Verticillium dahliae


Minor overall, but can be serious on some farms in some seasons. Often occurs on crops grown on the best soils in the South Burnett and in irrigated crops in low rainfall areas. Infection before early podfill may reduce yield, but the impact is small if leaf symptoms appear after this time.


Pale green blotches appear between the veins and around the leaf margins. The margins then become brown and die. Under dry conditions these areas dry out, giving the plant a scorched appearance. The vascular tissues in stems and roots are discoloured reddish-brown. Wilting and plant death sometimes occur.


Hosts include the weeds cobbler's pegs, noogoora burr and anoda weed and many crop plants.

Management options

Once infection occurs, nothing can be done to control verticillium wilt.

Remove weed hosts and infected crop residues.
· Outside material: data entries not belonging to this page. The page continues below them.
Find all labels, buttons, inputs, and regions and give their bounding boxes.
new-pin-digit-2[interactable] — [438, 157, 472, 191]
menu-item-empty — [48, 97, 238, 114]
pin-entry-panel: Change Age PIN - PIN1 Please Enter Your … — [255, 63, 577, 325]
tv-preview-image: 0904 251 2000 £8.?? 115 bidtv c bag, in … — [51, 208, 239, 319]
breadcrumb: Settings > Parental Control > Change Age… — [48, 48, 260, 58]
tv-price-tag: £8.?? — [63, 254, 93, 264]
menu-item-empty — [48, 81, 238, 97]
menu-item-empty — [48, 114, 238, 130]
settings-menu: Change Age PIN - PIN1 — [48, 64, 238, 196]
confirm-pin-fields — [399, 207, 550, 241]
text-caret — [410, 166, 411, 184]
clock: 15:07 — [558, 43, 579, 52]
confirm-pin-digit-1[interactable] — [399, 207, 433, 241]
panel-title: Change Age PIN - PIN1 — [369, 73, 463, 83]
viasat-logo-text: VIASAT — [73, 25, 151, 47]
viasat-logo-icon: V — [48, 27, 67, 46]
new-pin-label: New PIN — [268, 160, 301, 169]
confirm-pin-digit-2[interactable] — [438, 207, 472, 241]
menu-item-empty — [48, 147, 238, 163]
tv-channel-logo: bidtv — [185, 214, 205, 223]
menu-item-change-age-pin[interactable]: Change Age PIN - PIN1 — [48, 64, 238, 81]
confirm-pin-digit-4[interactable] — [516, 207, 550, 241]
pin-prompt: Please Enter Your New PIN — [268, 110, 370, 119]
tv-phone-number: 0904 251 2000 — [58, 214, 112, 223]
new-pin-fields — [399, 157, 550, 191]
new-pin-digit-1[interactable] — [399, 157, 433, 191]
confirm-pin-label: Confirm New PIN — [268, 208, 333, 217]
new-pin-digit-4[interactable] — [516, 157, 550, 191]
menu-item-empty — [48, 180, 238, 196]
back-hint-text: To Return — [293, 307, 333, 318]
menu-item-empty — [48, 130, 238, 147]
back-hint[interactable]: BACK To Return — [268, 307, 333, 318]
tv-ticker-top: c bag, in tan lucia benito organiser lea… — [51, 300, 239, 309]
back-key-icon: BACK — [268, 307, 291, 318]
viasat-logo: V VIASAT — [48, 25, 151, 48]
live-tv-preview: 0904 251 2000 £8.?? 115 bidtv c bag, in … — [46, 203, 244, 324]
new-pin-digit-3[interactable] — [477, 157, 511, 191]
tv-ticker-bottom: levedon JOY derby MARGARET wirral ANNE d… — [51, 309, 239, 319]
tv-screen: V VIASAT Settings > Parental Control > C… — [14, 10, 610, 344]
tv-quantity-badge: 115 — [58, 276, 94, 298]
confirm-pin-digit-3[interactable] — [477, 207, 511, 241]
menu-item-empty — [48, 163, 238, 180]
Making hay may be warranted if large amounts of fungal inoculum is present in the leaves and stems throughout the paddock. Dig the crop as early as possible.

Chemical registrations and permits
Check the Australian Pesticides and Veterinary Medicines Authority chemical database and permit database for chemicals registered or approved under permit to treat this disease on the target crop in your state or location. Always read the label and observe withholding periods.